FESTSPIELE / LIEDERABEND ANGELA DENOKE

18/08/11 Berliner Weill oder amerikanischer Weill? Ein unpassendes Auseinanderdividieren, wie schon Kurt Weills Frau Lotte Lenya befand. Es mögen zwei unterschiedliche Welten sein, im musikalischen Tonfall wenigstens. Aber im Grunde beweg(t)en die Menschen am Kurfürstendamm und am Broadway dieselben Themen.

Von Reinhard Kriechbaum

altDas Verhältnis Weills zu seiner Frau war alles andere als friktionsfrei. „Wie man sich bettet so liegt man“ (um den bei weitesten bekanntesten Brecht-Song des Abends zu zietieren) – andere Liege-Optionen hat Lotte Lenya ja gelegentlich ausprobiert. Vor dieser biographischen Folie hat Angela Denoke die Lieder für ihren Festspiel-Liederabend am Mittwoch (17.8.) im Haus für Mozart ausgewählt. Man konnte nachfühlen, wie für den Komponisten immer auch persönliches Erleben mit eingeflossen ist. Der (auto)biographische Zugang ließ auf Zwischentöne hören, die Angela Denoke so reichlich bereit hält.

Sie könnte ja als Schauspielerin jederzeit ihr Geld verdienen. An der Sprechkultur der Sopranistin sollten sich manche Kollegen der darstellenden Zunft, die auf den Festspielbühnen umgehen, ein Beispiel nehmen. Wie sie in „Nana’s Lied“ (auf einen Text von Brecht) den Refrain drei Mal in etwas anderer Färbung gestaltet, das macht Lebenserfahrung und aufbrechende Lebenslüge unmittelbar anschaulich.

„Lust in Kleingeld zu verwandeln / ist doch niemals leicht“ heißt es in diesem Lied. Die Kasse klingelte auch in den Ehen des Komponisten und der Schauspielerin Lotte Lenya. Zweimal haben die beiden geheiratet, das zweite Mal im Exil in der Neuen Welt, an die sich Kurt Weill wie kaum ein anderer europäischer Komponist angepasst hat. Im Gegensatz etwa zu Korngold, der seinen orchestralen „Sound“ Hollywood quasi übergestülpt hat, nutzte Weill die Angebote der auf unmittelbaren Publikumserfolg zielenden Musiktheaterproduktion. Ein nicht unlogischer Schritt für den Mitstreiter von Brecht.

Revue-Gesänge und solche aus Brecht-Stücken vor der Pause, Musical-Songs vom Broadway im zweiten Abschnitt. Die Ambivalenz zwischen Gefühlen und Verstand, zwischen Sehnsucht und Distanz als Thema, Einsamkeit als Bindeglied: Zwischen „lonely house“ und „Surabaya Johnny“ ist dann kein so gravierender Unterschied.

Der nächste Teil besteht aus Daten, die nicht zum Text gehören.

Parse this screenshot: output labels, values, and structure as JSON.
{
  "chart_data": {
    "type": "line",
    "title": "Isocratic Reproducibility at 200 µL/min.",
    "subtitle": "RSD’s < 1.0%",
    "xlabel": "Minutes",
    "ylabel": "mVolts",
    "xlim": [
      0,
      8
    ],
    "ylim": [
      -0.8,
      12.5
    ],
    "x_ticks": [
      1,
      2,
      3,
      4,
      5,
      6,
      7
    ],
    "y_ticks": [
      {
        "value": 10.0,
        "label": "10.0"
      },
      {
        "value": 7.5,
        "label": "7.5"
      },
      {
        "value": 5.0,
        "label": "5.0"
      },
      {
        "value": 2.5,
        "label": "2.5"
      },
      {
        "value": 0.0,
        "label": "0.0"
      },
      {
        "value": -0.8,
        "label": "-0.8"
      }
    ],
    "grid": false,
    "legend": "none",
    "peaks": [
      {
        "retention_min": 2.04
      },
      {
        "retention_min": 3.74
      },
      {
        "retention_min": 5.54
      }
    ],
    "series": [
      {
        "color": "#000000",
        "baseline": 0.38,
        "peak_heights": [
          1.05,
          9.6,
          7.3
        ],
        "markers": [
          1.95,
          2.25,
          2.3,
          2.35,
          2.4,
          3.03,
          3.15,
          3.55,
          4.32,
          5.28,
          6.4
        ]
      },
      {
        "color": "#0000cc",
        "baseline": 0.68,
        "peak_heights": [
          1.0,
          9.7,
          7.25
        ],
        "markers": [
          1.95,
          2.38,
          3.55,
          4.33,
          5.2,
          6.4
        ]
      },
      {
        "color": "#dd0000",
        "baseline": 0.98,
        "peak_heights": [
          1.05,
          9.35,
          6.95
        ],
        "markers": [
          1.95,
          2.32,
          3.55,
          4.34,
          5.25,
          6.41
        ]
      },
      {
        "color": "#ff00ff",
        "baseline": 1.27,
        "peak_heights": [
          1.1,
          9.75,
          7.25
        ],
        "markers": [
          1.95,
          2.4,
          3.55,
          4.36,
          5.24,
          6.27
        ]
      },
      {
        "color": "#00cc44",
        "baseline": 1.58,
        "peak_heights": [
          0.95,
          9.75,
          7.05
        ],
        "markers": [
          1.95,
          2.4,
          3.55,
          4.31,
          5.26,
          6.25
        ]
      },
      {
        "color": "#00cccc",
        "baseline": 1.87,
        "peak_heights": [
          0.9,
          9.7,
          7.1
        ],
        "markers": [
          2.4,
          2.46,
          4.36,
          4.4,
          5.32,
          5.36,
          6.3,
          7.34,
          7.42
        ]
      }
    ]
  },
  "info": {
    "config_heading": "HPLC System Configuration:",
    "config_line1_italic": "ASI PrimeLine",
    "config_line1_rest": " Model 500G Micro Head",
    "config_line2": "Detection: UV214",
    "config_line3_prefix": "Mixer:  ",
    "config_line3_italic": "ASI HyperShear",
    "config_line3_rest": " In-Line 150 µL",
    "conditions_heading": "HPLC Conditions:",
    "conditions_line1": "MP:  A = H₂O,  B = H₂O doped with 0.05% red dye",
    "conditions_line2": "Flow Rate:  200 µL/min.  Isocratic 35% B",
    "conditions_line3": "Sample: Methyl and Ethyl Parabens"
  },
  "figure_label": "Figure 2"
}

Ein sehr langer, aber erhellender Abend – und wenn man auch argwöhnt, dass ein ganzes Konzert Kurt Weill eigentlich nicht sein muss. Wenn man das so singt wie Angela Denoke, ist es ein lohnendes Unterfangen. Im Pianisten (und Arrangeur) Tal Balshai und vor allem in Norbert Nagel (Saxophone, Klarinetten, Altflöte) hatte sie zwei musikalische Grenzgänger zur Seite, die plakativste Show-Dinge mit jazzigem Leben erfüllten und der Musik ihrerseits zu Nachhaltigkeit verhalfen. Wie das Leben so spielt …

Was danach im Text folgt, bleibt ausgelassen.